If you've read the news lately, you might have heard Glenn Beck has been discussing Google. And while some have incorrectly reported that he is advocating a boycott of the company, the truth is he's actually skeptical of the company's government connections and two of its executive's involvement in the Egyptian revolution. It seems Russia might agree.

In an interview with the Wall Street Journal, and reported by Reuters, Prime Minister Vladimir Putin's deputy blamed Google for stirring up trouble in Egypt.

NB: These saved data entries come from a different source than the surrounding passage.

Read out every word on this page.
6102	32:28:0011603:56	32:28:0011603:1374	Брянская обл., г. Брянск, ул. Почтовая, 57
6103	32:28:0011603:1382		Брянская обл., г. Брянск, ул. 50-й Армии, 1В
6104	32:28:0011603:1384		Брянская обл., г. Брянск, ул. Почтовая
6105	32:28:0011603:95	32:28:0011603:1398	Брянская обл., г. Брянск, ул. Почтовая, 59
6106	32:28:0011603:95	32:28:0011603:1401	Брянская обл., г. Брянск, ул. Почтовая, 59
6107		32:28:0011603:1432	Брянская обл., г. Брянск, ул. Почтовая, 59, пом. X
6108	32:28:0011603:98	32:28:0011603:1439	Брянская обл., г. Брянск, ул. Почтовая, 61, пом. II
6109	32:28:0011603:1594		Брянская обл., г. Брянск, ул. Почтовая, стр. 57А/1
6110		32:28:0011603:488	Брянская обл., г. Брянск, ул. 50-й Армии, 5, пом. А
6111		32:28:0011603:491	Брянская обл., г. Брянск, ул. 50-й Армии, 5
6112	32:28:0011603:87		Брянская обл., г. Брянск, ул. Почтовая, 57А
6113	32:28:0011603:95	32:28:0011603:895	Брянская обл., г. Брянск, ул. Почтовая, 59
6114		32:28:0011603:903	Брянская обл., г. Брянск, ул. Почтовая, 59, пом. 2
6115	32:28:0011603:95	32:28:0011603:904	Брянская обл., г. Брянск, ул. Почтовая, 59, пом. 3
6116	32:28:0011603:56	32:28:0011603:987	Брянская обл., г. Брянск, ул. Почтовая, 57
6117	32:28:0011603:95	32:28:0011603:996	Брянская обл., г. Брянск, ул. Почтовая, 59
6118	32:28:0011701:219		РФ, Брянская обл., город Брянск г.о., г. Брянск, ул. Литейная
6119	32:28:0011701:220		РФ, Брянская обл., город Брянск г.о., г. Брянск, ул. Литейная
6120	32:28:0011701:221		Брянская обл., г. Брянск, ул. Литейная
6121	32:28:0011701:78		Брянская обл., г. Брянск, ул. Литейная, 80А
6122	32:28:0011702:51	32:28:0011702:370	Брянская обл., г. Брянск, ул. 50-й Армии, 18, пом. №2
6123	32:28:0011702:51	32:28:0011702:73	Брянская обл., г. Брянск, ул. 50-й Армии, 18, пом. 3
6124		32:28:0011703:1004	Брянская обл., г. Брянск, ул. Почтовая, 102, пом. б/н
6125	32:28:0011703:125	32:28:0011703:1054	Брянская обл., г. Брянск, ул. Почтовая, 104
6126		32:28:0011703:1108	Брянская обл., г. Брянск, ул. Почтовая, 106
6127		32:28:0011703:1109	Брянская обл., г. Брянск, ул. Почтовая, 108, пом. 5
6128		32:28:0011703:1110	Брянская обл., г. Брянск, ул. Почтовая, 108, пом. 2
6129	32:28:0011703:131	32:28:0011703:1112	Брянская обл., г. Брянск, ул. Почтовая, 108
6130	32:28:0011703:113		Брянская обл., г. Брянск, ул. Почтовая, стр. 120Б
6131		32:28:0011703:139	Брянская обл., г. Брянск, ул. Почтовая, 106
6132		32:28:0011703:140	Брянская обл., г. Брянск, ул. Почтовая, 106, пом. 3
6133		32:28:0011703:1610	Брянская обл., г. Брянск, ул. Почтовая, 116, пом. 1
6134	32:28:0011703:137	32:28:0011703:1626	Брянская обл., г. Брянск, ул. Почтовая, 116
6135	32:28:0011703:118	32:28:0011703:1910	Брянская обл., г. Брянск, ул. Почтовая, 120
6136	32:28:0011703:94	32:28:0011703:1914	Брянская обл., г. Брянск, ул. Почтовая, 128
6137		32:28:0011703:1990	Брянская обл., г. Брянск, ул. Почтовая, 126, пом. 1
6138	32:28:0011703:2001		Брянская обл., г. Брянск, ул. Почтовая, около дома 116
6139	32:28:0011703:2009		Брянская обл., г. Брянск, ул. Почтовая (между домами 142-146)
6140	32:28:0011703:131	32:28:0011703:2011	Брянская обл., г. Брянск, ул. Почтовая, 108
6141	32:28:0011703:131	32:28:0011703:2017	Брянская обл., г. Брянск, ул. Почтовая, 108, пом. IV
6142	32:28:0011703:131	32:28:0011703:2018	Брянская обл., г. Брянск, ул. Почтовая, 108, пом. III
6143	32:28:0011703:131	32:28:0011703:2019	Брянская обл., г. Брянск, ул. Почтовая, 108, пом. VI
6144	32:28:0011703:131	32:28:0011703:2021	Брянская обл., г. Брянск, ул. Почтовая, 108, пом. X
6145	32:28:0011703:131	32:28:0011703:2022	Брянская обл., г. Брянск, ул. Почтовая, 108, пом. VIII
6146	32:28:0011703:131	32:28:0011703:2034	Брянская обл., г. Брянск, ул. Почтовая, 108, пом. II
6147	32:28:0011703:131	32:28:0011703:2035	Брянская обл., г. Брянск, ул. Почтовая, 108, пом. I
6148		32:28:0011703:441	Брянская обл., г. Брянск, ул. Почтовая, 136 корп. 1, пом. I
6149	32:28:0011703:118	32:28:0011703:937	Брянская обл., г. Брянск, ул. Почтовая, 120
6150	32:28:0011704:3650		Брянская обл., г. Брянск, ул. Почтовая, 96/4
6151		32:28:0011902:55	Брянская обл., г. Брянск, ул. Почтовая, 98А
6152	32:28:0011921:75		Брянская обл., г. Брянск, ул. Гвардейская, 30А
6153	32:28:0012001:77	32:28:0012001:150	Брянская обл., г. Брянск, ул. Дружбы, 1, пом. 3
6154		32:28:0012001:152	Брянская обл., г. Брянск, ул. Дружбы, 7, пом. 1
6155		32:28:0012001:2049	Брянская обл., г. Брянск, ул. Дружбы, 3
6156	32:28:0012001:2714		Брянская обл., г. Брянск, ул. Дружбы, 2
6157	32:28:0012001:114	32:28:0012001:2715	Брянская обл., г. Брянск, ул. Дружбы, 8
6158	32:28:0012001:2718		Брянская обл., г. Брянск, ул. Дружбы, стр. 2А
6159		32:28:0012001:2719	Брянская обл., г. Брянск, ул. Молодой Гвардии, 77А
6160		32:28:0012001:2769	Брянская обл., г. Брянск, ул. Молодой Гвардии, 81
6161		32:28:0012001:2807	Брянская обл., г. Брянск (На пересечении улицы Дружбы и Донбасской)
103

"Look what they have done in Egypt, those highly-placed managers of Google, what manipulations of the energy of the people took place there," Russian Deputy Prime Minister Igor Sechin reportedly told the Wall Street Journal.

Reuters concludes:

Such strong comment from one of Putin's most trusted deputies is a clear signal of growing concern among Russian hardliners about the role of the Internet in the unrest which has swept across the Arab world.

Sechin gave no further details on his concerns. Google executive, Wael Ghonim, became an unlikely hero of the uprising in Egypt which led to Mubarak's deposition.

In contrast to state television, Russia's Internet is remarkably free and the home to often scathing criticism of Putin, President Dmitry Medvedev and the entire Russian elite.

On Tuesday, Russian President Dmitry Medvedev predicted that unrest in the Middle East could grow.

"These states are difficult, and it is quite probable that hard times are ahead, including the arrival at power of fanatics. This will mean fires for decades and the spread of extremism," Medvedev said in televised comments.